Les auteurs montrent les différences les plus importantes entre ces processus en prenant l'exemple des États-Unis. Étant donné que les développements aux États-Unis ont eu un impact majeur sur les agendas de recherche et les cadres réglementaires internationaux, et que le génie génétique et la sélection végétale institutionnalisée y ont presque complètement remplacé la sélection à la ferme, un scénario mondial possible de changement technologique peut être particulièrement bien dérivé de cet exemple.

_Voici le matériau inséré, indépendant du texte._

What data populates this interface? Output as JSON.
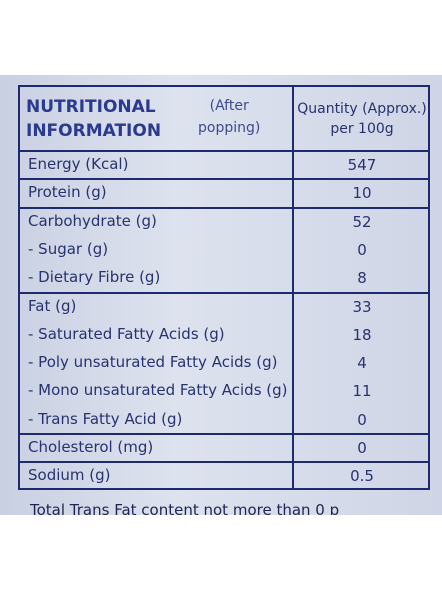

La conquête de la majorité des terres cultivées par les variétés commerciales et génétiquement modifiées a centralisé l'activité de sélection. La sélection professionnelle des plantes a réduit les droits de disposition sur les variétés : les variétés protégées par des brevets ne sont plus des biens communs qui peuvent être librement développés par les agriculteurs pour créer encore plus de diversité - les droits d'utilisation ont été concentrés dans des organismes étatiques et privés limités. Des connaissances précieuses ont été perdues et le système décentralisé de sélection paysanne, clé de la conservation de la biodiversité, a été démantelé. La perte de la biodiversité agricole n'est donc pas tant d'origine biologique que d'origine socio-politique.
C'est précisément l'incohérence des pratiques agricoles au cours de milliers d'années qui a créé l'immense agrobiodiversité dans laquelle puisent les sélectionneurs de plantes et les biotechnologues d'aujourd'hui. Toutefois, le processus précieux et continu de domestication est menacé par une sélection végétale axée sur des variétés uniformes et à haut rendement et par la sémantique du génie génétique à but lucratif. Il est donc important de distinguer clairement la domestication de la sélection végétale et du génie génétique afin de préserver la diversité végétale et les relations sociopolitiques qu'elle favorise et crée.